— Я рассуждаю зигзагами! Я не претендую на мужской ум! Слава Богу, у меня ум женский, считающийся с сердцем, чувствами. И потом, я горю, толкаю, воспламеняю, — в этом моя жизнь, мое назначение.
Такою характеристикою собственного ума Валентина Петровна Радованова старалась оправдать отсутствие какой бы то ни было логики в своих поступках, спорах и других словесных выступлениях, к которым она имела непреодолимый зуд, считая их общественною жизнью. К общественности же Валентина Петровна относилась с большим азартом и запальчивостью, всё время, „реагируя“ и уличая кого-нибудь без различия партий. Но главным её занятием было негодование, что кто-то чего-то не делает и никто не знает провинции, причем „дело“ ею понималось в смысле шума и треска, да ораторского темперамента, так что крестьяне, купцы, чиновники, духовенство и военное сословие у неё в счет не шли.
Я так ясно себе представил эту даму, обложенную русскими и иностранными газетами (кроме газет и некоторых тенденциозных книг с трескучей репутацией, она ничего не читала — некогда было), с поминутно соскакивающим пенсне на носу, убеждающую случайного посетителя, что „они там воображают“, „они там копаются“, „они там спят“ — причем, под „они“ подразумевалось то земство, то дума, то полиция то святейший синод, то революционеры, — „а на самом деле“.. но что было „на самом деле“, зависело от фантазии Валентины Петровны в данную минуту, — и всегда „зигзагами“.
Подъезжая к городу Н., где жила Радованова, отделенному многими сотнями верст от обеих столиц, я невольно подумал:
— Какие-то теперь выделывает зигзаги добрейшая Валентина Петровна? — или время настолько серьезно, что и ее угомонило?
На душе было как-то неспокойно, так что не хотелось никаких декламаций, и я решил не заезжать к своей знакомой, которой не видал почти десять лет, как вдруг на повороте в боковую улицу с Волжской набережной, я очутился лицом к лицу с г-жой Радовановой, которой хотел было избежать.
Она ехала с каким-то господином в фуражке, против неё на скамеечке помещался худенький мальчик. Валентина Петровна меня узнала, остановила кучера и в одну секунду поспела удивиться, обрадоваться встречи со мною, представить своего спутника» оказавшегося учителем местной гимназии, Терентием Васильевичем Пилочкиным, „светлой головой“ и „горячим деятелем“, сообщить, что мальчик, сидевший против неё, — её сын Вася, с которым она не знает, что делать, что она по горло занята и т. д. Всё это говорилось с необыкновенной быстротой и было пересыпано возгласами:
— Дела-то, дела! До каких времен мы дожили! Я — горда! Но что они там думают? Сознайтесь, что никто не знает провинции! Это такие залежи, такие залежи!
Взяв с меня обещание завтра же придти к ней обедать, Валентина Петровна исчезла в столбе пыли, не переставая восклицать не то „реагировать", не то „редактировать“. Видно было, что волнения ее переисполняли и она купалась в событиях.

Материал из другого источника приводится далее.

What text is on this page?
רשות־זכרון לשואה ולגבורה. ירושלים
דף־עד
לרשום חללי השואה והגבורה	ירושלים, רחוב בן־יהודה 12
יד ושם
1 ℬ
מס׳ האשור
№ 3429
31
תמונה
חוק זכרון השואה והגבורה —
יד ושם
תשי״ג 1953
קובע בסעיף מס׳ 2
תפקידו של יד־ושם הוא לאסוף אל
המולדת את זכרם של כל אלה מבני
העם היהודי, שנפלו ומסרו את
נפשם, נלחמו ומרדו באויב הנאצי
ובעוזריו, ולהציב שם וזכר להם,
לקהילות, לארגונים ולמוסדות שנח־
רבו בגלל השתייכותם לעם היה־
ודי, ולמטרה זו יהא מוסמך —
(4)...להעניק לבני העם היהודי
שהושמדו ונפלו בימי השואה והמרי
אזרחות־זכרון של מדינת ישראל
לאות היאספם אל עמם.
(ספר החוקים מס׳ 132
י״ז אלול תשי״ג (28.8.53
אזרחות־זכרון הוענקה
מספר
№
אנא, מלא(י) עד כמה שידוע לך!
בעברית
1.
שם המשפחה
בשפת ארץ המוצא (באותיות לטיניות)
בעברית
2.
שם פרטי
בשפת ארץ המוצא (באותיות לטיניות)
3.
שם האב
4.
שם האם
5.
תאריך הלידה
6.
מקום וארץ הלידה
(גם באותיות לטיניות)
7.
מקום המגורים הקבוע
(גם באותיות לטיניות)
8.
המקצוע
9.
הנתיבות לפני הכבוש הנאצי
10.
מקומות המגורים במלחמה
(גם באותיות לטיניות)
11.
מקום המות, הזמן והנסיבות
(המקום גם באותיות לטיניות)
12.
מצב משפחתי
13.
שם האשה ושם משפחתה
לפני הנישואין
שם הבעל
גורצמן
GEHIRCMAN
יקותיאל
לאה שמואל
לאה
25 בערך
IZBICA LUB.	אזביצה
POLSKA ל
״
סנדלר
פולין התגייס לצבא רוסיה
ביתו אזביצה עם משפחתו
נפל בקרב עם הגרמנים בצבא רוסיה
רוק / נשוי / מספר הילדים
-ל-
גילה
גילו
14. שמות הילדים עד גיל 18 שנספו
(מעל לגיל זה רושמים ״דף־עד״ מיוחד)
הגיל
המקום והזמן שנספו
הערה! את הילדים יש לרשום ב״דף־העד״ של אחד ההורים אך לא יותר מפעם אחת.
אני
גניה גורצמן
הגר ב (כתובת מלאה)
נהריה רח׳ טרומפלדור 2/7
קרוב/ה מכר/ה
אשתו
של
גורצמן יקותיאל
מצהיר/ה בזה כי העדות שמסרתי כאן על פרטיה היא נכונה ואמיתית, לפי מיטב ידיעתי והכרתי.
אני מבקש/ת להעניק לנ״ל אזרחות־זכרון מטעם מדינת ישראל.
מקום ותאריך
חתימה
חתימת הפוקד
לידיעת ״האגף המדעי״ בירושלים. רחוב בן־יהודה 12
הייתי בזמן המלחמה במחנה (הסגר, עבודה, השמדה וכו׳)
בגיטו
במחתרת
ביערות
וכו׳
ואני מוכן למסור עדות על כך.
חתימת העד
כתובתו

На следующий день я звонился у подъезда того же дома, что и десять лет тому назад, с тем же зеленым палисадником перед пятью фасадными окнами, с медной доскою: Валентина Петровна Радованова. И дверь отворил мне тот же слуга, конечно, на десять лет постаревший. Вообще, вид какого-то запустения и небрежения можно было бы приписать количеству протекших годов, если бы не сам обед, который был пережарен и испорчен, совершенно независимо от промежутка между теперешним моим визитом и прежними посещениями.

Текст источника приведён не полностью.